Si tratta degli ospiti del Centro di accoglienza straordinario di largo Tommaso Perassi, nel quartiere Aurelio di Roma. Arrivano alla spicciolata, ogni giorno, per effettuare gli screening antitubercolari e “alcuni di loro – vocifera il quartiere – sono risultati positivi al test di Mantoux”. Un test che, come chiarisce il Ministero della Salute, serve a diagnosticare la presenza del batterio della tubercolosi. Ma, attenzione, se la tubercolina è positiva, “bisogna accertare o escludere” la malattia con una radiografia del torace.

Psicosi in ambulatorio

Quando alcuni dei richiedenti asilo sono arrivati nel Poliambulatorio per sottoporsi ai raggi X, però, qualcosa è andato storto: i dispositivi di protezione individuale non erano a disposizione del personale sanitario. In assenza di guanti e mascherine, i dipendenti della Asl si sono rifiutati di procedere al check up toracico e alcuni dei migranti sono stati rimandati indietro senza aver scongiurato la presenza dell’infezione batterica. Una dimenticanza siderale, anche alla luce delle stime offerte dall’Organizzazione Mondiale della Sanità, che annovera gli operatori sanitari tra i soggetti maggiormente esposti agli agenti biologici e quindi ad un eventuale contagio.

“Un caso sospetto tra gli ospiti del Cas”
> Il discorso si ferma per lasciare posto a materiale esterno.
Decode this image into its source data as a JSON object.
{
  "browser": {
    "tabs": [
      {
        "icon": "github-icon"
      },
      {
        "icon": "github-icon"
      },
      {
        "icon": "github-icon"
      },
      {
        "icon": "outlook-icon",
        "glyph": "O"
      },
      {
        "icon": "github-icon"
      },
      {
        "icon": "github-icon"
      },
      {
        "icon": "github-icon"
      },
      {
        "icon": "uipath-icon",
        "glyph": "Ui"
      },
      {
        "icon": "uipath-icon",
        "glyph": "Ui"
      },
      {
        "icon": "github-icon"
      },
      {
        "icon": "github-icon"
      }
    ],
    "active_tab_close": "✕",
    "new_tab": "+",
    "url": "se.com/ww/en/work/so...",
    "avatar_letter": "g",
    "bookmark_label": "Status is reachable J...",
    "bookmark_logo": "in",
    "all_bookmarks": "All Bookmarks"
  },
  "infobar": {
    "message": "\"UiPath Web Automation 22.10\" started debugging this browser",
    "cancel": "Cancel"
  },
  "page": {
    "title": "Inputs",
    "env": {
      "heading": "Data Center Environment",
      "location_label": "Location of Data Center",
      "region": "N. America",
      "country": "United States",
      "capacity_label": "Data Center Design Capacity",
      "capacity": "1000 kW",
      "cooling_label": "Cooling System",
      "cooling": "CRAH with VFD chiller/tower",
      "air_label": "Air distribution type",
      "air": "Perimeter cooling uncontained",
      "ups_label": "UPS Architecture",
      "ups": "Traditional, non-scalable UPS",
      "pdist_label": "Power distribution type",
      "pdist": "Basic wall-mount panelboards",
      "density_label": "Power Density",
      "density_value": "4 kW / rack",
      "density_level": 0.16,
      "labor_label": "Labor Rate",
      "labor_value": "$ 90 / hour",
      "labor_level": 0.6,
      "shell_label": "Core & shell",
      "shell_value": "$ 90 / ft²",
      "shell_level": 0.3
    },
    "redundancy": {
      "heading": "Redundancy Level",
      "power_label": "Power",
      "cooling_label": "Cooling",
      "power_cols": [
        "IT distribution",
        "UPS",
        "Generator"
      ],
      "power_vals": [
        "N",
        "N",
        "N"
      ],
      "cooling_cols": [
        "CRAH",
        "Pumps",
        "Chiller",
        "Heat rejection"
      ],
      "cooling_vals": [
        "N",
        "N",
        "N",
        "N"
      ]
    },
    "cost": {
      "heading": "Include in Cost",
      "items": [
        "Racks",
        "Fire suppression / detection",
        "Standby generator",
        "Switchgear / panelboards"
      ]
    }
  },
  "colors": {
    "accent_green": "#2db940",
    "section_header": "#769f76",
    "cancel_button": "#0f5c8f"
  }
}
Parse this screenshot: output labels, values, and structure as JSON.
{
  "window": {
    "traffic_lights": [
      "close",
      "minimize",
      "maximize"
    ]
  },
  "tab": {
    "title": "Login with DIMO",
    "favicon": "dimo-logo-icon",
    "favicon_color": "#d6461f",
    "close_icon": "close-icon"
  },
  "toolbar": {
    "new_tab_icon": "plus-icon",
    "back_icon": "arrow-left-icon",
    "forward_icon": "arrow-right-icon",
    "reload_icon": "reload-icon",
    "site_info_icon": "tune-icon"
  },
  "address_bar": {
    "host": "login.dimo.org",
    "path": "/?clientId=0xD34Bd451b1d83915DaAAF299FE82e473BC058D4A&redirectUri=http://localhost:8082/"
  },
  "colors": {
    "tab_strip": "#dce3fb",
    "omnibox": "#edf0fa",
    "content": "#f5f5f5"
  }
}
Ma c’è di più. Il consigliere regionale di Fratelli d’Italia, Fabrizio Santori, denuncia un caso sospetto: “Ad inizio giugno, uno dei migranti positivi al test di Mantoux è stato indirizzato presso una delle strutture specializzate in malattie infettive, molto probabilmente l’ospedale Spallanzani, a causa delle lesioni polmonari riscontrate dai raggi X”. Questo basterebbe, secondo Santori che parla di “rischio epidemia”, per chiedere l’intervento del Ministero della Salute. Secondo il consigliere regionale, inoltre, i migranti sottoposti agli screening antitubercolari sarebbero circa 300, “controllati in diversi poliambulatori della Capitale”. Tra questi, oltre a quello già citato di Tor di Quinto, anche l’Oftalmico e il Santa Maria della Pietà, in zona Trionfale.

“Nessun rischio Tbc”

Cerchiamo di scoprire qualcosa di più andando sul posto e, sin da subito, il personale sanitario sembra confermare le preoccupazioni dei residenti. In effetti, dopo un po’, siamo proprio noi ad imbatterci in un gruppetto di stranieri in attesa di effettuare i raggi X al torace. “Vengo dal centro di accoglienza di largo Perassi”, ci conferma uno di loro mentre l’operatore che li ha accompagnati ci scaccia a male parole. Non resta che rivolgerci alla dirigenza. Sulla vicenda, la dottoressa Anna Roberti, direttrice del distretto, minimizza: “Un’ampia fetta della popolazione risulta positiva al test di Mantoux ed i pazienti positivi a questo test, in assenza di sintomi specifici, come tosse e febbre, vengono tranquillamente controllati sul territorio”. Ma allora perché gli operatori sanitari non se la sono sentita di procedere ai controlli in assenza di guanti e mascherine? “Per precauzione”, spiega la dottoressa, chiarendo che i dispositivi di protezione individuale “li aveva in dotazione la capo sala”. Si è trattato, dunque, di “un’incomprensione tra il personale”. “Tant’è che i pazienti rimandati indietro sono stati controllati due giorni dopo”, spiega la dottoressa Donatella Biliotti, coordinatrice dei presidi ambulatoriali della Asl Roma1. “Nell’ultimo anno non c’è stata alcuna notifica di Tbc proveniente da ospiti dei centri d’accoglienza al Servizio Igiene Pubblica”, gli fa eco Anna Roberti.

“No comment” dalla Prefettura

Nessun caso sospetto, quindi, afferma la direttrice del Poliambulatorio. I controlli sugli ospiti del Cas, secondo le dirigenti sarebbero dovuti all’endemicità della Tbc in alcune aree del mondo. Nulla di preoccupante, insomma. Si tratterebbe soltanto di controlli di routine. La Prefettura di Roma, sentita da IlGiornale.it, invece, preferisce non rilasciare dichiarazioni. In merito alla mancanza dei presidi di protezione individuale il suggerimento è quello di sentire “l’azienda territorialmente competente”. Mentre, per quanto riguarda il “caso sospetto” l’ufficio del prefetto rassicura: “Sicuramente ciò che avviene nei centri di accoglienza viene monitorato ed affrontato in base alle esigenze, se c’è stato un caso di questo tipo è stato affrontato”.